I am by no means an electrician, but this might be something to test thats quick and not complicated.  Sounds like a short somewhere, and could be with one of the outlets that are tied together on the same circuit.  I would test all the plugs known to be on the same circuit.  I have a simple tester that plugs in to the outlet that lights up and tells me if it is wired correctly or not.  If it shows a bad circuit you will at least know somethign is not wired right or maybe give you an idea of where the problem is on the circuit.
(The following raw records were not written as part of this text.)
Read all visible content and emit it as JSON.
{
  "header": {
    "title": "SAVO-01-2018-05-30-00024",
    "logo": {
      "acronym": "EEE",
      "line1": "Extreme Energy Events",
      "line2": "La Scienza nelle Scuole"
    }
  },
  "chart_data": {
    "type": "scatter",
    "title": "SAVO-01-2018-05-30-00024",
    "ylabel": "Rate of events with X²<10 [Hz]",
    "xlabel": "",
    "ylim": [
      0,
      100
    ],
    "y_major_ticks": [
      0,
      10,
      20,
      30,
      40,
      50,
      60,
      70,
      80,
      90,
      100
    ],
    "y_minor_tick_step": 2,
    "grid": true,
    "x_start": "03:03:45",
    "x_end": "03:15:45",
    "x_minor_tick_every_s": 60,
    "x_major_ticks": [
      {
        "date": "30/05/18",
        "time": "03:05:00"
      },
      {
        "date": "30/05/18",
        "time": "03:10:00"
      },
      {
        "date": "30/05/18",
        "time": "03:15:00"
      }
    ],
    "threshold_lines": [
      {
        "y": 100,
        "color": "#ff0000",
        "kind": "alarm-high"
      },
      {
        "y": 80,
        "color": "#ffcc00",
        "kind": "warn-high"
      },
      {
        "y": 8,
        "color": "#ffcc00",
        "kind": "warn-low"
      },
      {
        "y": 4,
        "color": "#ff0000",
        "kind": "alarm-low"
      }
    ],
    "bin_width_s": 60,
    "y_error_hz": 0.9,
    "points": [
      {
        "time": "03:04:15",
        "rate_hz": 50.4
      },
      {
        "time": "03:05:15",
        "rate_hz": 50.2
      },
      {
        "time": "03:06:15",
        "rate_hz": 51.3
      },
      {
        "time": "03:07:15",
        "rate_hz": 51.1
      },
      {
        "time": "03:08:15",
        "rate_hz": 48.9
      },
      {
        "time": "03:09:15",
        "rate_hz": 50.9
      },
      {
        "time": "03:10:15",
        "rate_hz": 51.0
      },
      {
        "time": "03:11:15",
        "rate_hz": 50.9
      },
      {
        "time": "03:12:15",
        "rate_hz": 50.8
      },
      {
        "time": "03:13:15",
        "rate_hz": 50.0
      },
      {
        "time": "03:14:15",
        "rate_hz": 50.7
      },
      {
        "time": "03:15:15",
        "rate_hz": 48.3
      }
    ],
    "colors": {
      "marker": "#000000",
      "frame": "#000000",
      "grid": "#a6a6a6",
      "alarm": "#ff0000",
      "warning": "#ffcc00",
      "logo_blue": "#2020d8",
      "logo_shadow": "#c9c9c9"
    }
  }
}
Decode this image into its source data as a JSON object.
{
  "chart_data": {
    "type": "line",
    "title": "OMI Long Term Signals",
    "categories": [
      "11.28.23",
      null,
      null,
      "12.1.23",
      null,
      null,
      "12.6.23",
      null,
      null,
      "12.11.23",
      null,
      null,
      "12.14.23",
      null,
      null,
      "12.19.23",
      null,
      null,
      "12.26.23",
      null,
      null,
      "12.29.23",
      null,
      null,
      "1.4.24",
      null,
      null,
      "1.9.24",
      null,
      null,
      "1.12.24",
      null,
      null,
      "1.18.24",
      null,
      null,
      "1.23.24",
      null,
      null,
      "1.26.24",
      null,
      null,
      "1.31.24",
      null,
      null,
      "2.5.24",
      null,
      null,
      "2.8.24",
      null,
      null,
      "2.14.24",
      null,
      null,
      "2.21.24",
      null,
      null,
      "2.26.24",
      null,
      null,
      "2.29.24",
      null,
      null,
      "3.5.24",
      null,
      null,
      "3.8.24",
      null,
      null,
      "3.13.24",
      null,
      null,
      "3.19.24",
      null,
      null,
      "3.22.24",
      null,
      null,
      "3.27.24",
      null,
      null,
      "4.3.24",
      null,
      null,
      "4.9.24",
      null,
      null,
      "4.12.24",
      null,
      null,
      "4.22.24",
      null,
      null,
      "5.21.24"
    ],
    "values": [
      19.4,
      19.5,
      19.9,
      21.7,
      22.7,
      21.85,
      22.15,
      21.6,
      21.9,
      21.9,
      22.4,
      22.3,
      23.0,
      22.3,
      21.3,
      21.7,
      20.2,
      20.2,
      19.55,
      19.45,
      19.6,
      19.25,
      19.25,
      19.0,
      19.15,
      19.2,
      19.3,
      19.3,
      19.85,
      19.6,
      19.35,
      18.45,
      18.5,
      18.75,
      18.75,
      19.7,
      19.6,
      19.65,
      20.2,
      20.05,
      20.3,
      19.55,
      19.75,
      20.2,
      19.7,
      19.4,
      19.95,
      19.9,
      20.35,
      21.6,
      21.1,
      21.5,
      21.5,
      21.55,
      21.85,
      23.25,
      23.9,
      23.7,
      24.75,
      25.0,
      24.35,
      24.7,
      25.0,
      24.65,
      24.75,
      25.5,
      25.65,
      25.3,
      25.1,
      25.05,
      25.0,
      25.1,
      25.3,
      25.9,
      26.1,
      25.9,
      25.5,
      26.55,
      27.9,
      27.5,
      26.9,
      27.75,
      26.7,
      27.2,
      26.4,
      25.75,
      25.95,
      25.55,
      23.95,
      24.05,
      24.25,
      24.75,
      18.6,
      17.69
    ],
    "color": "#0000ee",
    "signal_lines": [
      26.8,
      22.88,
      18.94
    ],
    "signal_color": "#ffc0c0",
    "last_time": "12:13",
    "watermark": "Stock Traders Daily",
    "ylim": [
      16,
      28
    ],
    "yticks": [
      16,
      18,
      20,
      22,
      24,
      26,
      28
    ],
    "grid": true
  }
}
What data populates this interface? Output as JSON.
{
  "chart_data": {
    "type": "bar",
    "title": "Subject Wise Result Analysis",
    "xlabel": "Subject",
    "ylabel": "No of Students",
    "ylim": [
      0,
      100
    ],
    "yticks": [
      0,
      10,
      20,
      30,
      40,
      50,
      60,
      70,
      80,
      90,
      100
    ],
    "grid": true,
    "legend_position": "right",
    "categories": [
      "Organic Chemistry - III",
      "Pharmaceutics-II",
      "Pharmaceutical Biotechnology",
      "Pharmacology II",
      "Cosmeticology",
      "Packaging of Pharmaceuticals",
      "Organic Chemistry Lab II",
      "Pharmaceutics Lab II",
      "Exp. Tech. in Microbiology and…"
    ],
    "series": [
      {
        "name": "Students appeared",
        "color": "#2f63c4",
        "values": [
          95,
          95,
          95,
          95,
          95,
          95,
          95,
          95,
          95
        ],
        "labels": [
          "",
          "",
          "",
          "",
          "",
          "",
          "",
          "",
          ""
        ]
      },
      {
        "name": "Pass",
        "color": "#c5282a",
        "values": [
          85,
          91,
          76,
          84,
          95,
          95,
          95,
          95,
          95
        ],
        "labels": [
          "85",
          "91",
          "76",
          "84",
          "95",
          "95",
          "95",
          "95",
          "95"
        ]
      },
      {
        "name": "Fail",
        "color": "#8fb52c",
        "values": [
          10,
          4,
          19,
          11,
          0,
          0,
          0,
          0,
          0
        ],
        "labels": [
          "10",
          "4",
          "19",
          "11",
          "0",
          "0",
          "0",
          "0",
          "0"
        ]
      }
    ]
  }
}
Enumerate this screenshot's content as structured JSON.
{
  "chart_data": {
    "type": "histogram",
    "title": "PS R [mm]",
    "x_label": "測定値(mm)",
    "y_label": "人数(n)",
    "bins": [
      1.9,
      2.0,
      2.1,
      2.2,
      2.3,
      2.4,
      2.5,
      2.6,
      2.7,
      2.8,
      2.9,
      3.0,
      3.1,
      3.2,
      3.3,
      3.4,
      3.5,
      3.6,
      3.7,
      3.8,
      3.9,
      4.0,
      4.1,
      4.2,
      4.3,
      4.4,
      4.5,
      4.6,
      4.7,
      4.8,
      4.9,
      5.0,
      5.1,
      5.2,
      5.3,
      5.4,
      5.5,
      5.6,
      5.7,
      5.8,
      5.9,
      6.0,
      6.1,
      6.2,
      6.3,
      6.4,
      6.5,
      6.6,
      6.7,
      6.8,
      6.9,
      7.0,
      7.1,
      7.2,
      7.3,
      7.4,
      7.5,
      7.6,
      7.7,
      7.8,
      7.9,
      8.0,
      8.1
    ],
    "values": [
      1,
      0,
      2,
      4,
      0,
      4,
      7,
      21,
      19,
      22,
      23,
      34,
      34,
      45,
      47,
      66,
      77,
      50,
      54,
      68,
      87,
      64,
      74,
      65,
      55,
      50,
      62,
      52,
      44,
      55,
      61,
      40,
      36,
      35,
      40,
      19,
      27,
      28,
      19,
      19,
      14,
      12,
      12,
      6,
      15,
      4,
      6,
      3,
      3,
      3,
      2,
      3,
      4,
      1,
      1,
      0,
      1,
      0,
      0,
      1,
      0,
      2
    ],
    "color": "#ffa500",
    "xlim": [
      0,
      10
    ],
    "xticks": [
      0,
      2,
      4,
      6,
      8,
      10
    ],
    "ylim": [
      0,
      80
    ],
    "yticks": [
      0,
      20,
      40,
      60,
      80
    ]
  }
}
One of the more experienced knowledgeable electricians on the forum will have a more concrete answer but this is something you might try until someone else replies.  I just noticed you were logged in so thought I would offer my two cents worth.
Good Luck!


----------



## lartomar2002 (Mar 5, 2008)

thanks. i noticed your reply went to my bulk mailer how can i change this so that all replys from this forum goes to my inbox


----------



## triple D (Mar 5, 2008)

Turn off the power to the microwave plug. Then pull plug out of wall and see what wires on back of it look like. Be careful here there is a small chance there is still power on other wires in the back of the box. If you find any scorching, crispy or loose connections, look closely at how the wires hook up and make a note. Then cut them off the plug and re-strip them and wrap them around screws of a new plug. Let us know what you find. Good luck.....


----------



## Parrothead (Mar 7, 2008)

You have a loose connection somewhere in the circuit, and the vibrations of the dishwasher and the microwave, etc are causing it to make intermittent contact, thus the appliances are going on and off as if there was a ghost in the house. The loose connection could be a wirenut coming loose, or perhaps a bad receptacle like Triple D said. When you look at the back of the receptacle, check if it is wired around the screw or if the wire is just stuck into the back of the receptacle (back-stabbed). If you replace it, wrap the wires around the screw like Triple D said, DO NOT back-stab it. If that doesn't do the trick, you're going to have to keep checking outlet boxes until you find the loose connection. Let us know how it goes.

BTW, turn the power to the circuit off first............


----------



## lartomar2002 (Mar 11, 2008)

thanks to you and parrothead, it was a loose connection


----------



## lartomar2002 (Mar 11, 2008)

thanks to you and triple d it was a loose connection


----------